Peter Gatien is arguably heralded as the King of New York City nightlife by most in the business. But his reign of the 80's and 90's underground club scene (with ownership of Limelight, Tunnel, Palladium, and Club USA) came crumbling apart after Mayor Guiliani cracked down with the cops, and pegged Gatien as the face of the downfall of the nightlife counterculture. Now, his daughter, successful filmmaker Jen Gatien, delves into the shift that happened in New York City nightlife during Giuliani's mayor-ship with her documentary Limelight which premieres tonight at Sunshine Cinemas. She talked to us about her film, her father, and the current state of New York nightlife. [Photo via]
Limelight is premiering and it's mostly about your father and the club scene he built in the 80's and 90's - and how the reign of Giuliani changed the atmosphere completely afterwards. Is your documentary intended to show the other side of Giuliani, not just as the guy who cleaned up NYC, but perhaps a different side?
The documentary looks at Giuliani's campaign on nightlife -- it sort of came after his clean up campaign on the city. Giuliani needed to show that he was active and when the city was overrun with cops, they had a lot of spare time on their hands.

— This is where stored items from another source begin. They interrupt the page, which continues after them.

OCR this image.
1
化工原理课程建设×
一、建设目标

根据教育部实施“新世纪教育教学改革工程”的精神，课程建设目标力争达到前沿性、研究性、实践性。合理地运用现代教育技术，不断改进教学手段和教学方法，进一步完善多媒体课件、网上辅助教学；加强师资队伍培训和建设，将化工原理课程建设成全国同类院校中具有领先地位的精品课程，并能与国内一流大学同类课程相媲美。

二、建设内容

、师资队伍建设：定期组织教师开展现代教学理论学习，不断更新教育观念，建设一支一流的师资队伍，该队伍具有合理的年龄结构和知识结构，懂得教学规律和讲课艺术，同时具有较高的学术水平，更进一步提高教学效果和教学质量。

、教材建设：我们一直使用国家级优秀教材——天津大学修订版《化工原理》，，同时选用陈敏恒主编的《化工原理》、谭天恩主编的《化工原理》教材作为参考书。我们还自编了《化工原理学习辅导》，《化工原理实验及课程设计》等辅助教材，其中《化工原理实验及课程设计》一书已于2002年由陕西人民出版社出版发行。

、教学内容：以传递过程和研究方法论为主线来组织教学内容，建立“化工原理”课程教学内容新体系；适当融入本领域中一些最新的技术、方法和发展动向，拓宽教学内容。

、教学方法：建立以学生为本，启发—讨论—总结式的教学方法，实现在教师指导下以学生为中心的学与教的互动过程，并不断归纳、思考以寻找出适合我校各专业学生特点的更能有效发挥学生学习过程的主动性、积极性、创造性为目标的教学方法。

[Above, Limelight during it's nightclub days (left), and present day as shopping center (right)]
What are your thoughts on the newer, cleaner NYC nightlife as opposed to the NYC when your father ruled nightlife? (I'm thinking in particular how Palladium is now a state of the art NYU dorm.)
I feel like the nightlife hierarchy paradigm shifted. There was a time when a black Amex could not get you into a club. Now you can't sit down unless you are willing to spend a minimum on bottles. Getting into the VIP room took a lot more than having money which is what rules the velvet ropes now.
Besides your father's clubs, are there any other owners/clubs you delve into with the film?
The film gets into my father's story as he was the poster boy for nightlife. Other nightclub owners did not have the spotlight on their establishments, so the director chose to essentially rebuild the government's case against my father using their witnesses and informants.
How did you involve or separate yourself from the film contents? Was it somewhat cathartic to make a film about a large part of your life?
Every director I have ever worked with has had final cut. I wanted Billy Corben to have that same artistic freedom. I was a producer on the film and maintained that role knowing that Billy was reading court transcripts and thoroughly researching. I knew I may not like the outcome, but it was a chance I was willing to take.
What are the reasons to turn the Limelight story into a movie? and how would you say it differs from 2003 film Party Monster with Macaulay Culkin?
LIMELIGHT is a very socio-political crime thriller rather than a love letter to the Limelight. I think PARTY MONSTER focused exclusively on club kid culture.
Who/what were some of Peter Gatien's biggest influences and inspiration, and your inspiration?
My dad was inspired by the people around him-- Eric Goode, Maripol, Susanne Bartsch. I am totally obsessed with film and the great auteurs-- Cassavetes, Zulawski, Nichols, Argento. Hey-- we both like the window shades closed!
Hard at work on set...[Photo via]
Being the daughter of Peter Gatien, did you start clubbing at a young age?
It is more like, in spite of my father I started clubbing at a young age.
Where do you usually go out now?
It used to be Tunnel and Limelight. Now I go to the Bowery Hotel and the Smile. I am a creature of habit regardless of what decade we are in.
More on the film, premiering tonight:
The director of the film is Billy Corben, most notable for his film Cocaine Cowboys and the film will include Chloe Sevigny, Jeremy Scott, Moby, Lady Miss Kier, Jean Paul Gaulthier, and Mark Wahlberg in the archival footage. The premiere is tonight and the official release will be September 23rd.